The Five Rs: Refuse, Reduce, Reuse, Recycle, Rot


We’ve all probably heard of the phrase “reduce, reuse, recycle.” But have you heard about the other two “Rs”?

The Five Rs: Refuse, Reduce, Reuse, Recycle, Rot

The Five Rs are guiding principles for reducing the waste we output, and they follow a specific order. Here’s the hierarchy and more information on each of the Rs:

  • Refuse: This is the first and leading principle that tells us to refuse anything we don’t really need. Even if it’s free, if you don’t really need it, say no to knick-knacks and other promotional freebies, single-use items like utensils, cups and foodware and anything else that isn’t truly essential in our lives. This is the first step to cutting down on our waste.
  • Reduce: Reducing goes along with refusing, in terms of thinking about what is needed and cutting out what is not.
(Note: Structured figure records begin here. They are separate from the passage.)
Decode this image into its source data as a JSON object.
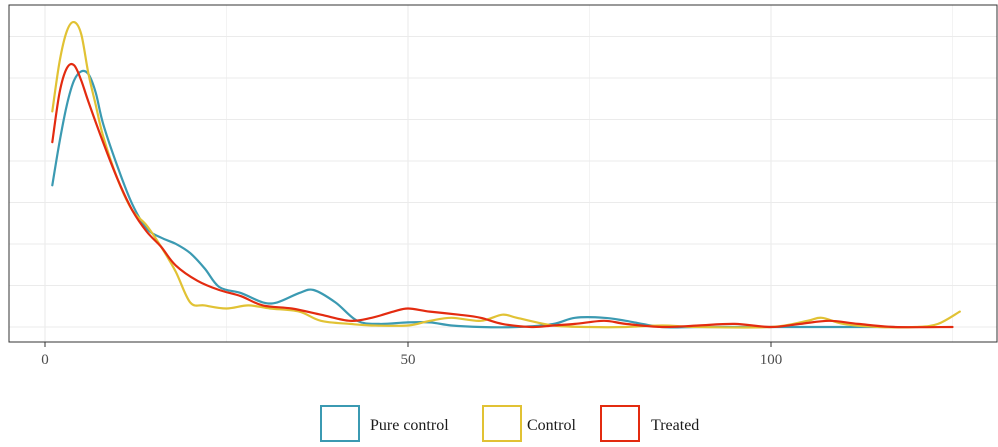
{
  "chart_data": {
    "type": "line",
    "title": "",
    "xlabel": "",
    "ylabel": "",
    "xlim": [
      -2,
      130
    ],
    "ylim": [
      0,
      1
    ],
    "x_ticks": [
      0,
      50,
      100
    ],
    "x_tick_labels": [
      "0",
      "50",
      "100"
    ],
    "grid": true,
    "legend_position": "bottom",
    "series": [
      {
        "name": "Pure control",
        "color": "#3b9ab2",
        "points": [
          [
            1,
            0.46
          ],
          [
            2,
            0.6
          ],
          [
            3,
            0.72
          ],
          [
            4,
            0.8
          ],
          [
            5,
            0.83
          ],
          [
            6,
            0.82
          ],
          [
            7,
            0.76
          ],
          [
            8,
            0.66
          ],
          [
            10,
            0.52
          ],
          [
            12,
            0.4
          ],
          [
            14,
            0.32
          ],
          [
            16,
            0.29
          ],
          [
            18,
            0.27
          ],
          [
            20,
            0.24
          ],
          [
            22,
            0.19
          ],
          [
            24,
            0.13
          ],
          [
            27,
            0.11
          ],
          [
            30,
            0.08
          ],
          [
            32,
            0.08
          ],
          [
            35,
            0.11
          ],
          [
            37,
            0.12
          ],
          [
            40,
            0.08
          ],
          [
            43,
            0.02
          ],
          [
            46,
            0.01
          ],
          [
            50,
            0.015
          ],
          [
            53,
            0.015
          ],
          [
            56,
            0.005
          ],
          [
            60,
            0.0
          ],
          [
            65,
            0.0
          ],
          [
            70,
            0.01
          ],
          [
            73,
            0.03
          ],
          [
            77,
            0.03
          ],
          [
            80,
            0.02
          ],
          [
            85,
            0.0
          ],
          [
            90,
            0.0
          ],
          [
            100,
            0.0
          ],
          [
            110,
            0.0
          ],
          [
            117,
            0.0
          ]
        ]
      },
      {
        "name": "Control",
        "color": "#e1c234",
        "points": [
          [
            1,
            0.7
          ],
          [
            2,
            0.86
          ],
          [
            3,
            0.96
          ],
          [
            4,
            0.99
          ],
          [
            5,
            0.95
          ],
          [
            6,
            0.82
          ],
          [
            7,
            0.72
          ],
          [
            8,
            0.62
          ],
          [
            10,
            0.48
          ],
          [
            12,
            0.38
          ],
          [
            14,
            0.33
          ],
          [
            16,
            0.26
          ],
          [
            18,
            0.18
          ],
          [
            20,
            0.08
          ],
          [
            22,
            0.07
          ],
          [
            25,
            0.06
          ],
          [
            28,
            0.07
          ],
          [
            31,
            0.06
          ],
          [
            35,
            0.05
          ],
          [
            38,
            0.02
          ],
          [
            42,
            0.01
          ],
          [
            45,
            0.005
          ],
          [
            50,
            0.005
          ],
          [
            53,
            0.02
          ],
          [
            56,
            0.03
          ],
          [
            60,
            0.02
          ],
          [
            63,
            0.04
          ],
          [
            65,
            0.03
          ],
          [
            70,
            0.005
          ],
          [
            75,
            0.0
          ],
          [
            80,
            0.0
          ],
          [
            85,
            0.005
          ],
          [
            90,
            0.0
          ],
          [
            100,
            0.0
          ],
          [
            105,
            0.02
          ],
          [
            107,
            0.03
          ],
          [
            110,
            0.01
          ],
          [
            115,
            0.0
          ],
          [
            120,
            0.0
          ],
          [
            123,
            0.01
          ],
          [
            126,
            0.05
          ]
        ]
      },
      {
        "name": "Treated",
        "color": "#e32b10",
        "points": [
          [
            1,
            0.6
          ],
          [
            2,
            0.76
          ],
          [
            3,
            0.84
          ],
          [
            4,
            0.85
          ],
          [
            5,
            0.8
          ],
          [
            6,
            0.73
          ],
          [
            8,
            0.6
          ],
          [
            10,
            0.48
          ],
          [
            12,
            0.38
          ],
          [
            14,
            0.31
          ],
          [
            16,
            0.26
          ],
          [
            18,
            0.2
          ],
          [
            21,
            0.15
          ],
          [
            24,
            0.12
          ],
          [
            27,
            0.1
          ],
          [
            30,
            0.07
          ],
          [
            34,
            0.06
          ],
          [
            38,
            0.04
          ],
          [
            42,
            0.02
          ],
          [
            45,
            0.03
          ],
          [
            48,
            0.05
          ],
          [
            50,
            0.06
          ],
          [
            53,
            0.05
          ],
          [
            57,
            0.04
          ],
          [
            60,
            0.03
          ],
          [
            63,
            0.01
          ],
          [
            67,
            0.0
          ],
          [
            70,
            0.005
          ],
          [
            73,
            0.01
          ],
          [
            77,
            0.02
          ],
          [
            80,
            0.01
          ],
          [
            85,
            0.0
          ],
          [
            90,
            0.005
          ],
          [
            95,
            0.01
          ],
          [
            100,
            0.0
          ],
          [
            104,
            0.01
          ],
          [
            108,
            0.02
          ],
          [
            112,
            0.01
          ],
          [
            117,
            0.0
          ],
          [
            125,
            0.0
          ]
        ]
      }
    ]
  }
}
Whenever possible, we can make choices to reduce the things we use, such as by bringing our own bags to the grocery store, our own water bottle to events or our own cup to the coffee shop.
  • Reuse: It’s important to note that reuse comes before recycling, and this means that whenever possible, we should see if items can be repurposed. Old pasta jars, for example, can be repurposed as containers for dried food items.Reuse also means that instead of tossing something out, if it still has use, or life left to it, even if we don’t need it ourselves, we can donate it or give it to somebody who can continue to use it. Buy Nothing groups, Freecycle and Craigslist are all great ways to donate gently-used items or find an item you may need yourself.
  • Recycle: If we are unable to reuse items, and they are recyclable, we can recycle them, so the material is able to be converted into something new. While recycling is a way to extend the lifespan of a material, it’s important to note that it is a process that requires resources and energy, and some materials, like plastic, have a limited number of times they can be recycled before its quality is diminished and it can no longer be recycled. Learn more about what you can recycle here.
  • Rot: At the bottom of the hierarchy comes “Rot,” which invites us to compost organic material like yard waste or food scraps. Paper can also be composted, but, as composting is last on the 5R hierarchy, paper should be recycled whenever possible before being composted, and if it is wet, dirty or with food residue like a greasy pizza box, then it should be composted.

And that’s the Five Rs. By following the Five Rs and their order, we can start taking steps towards reducing our waste and our impact on the planet!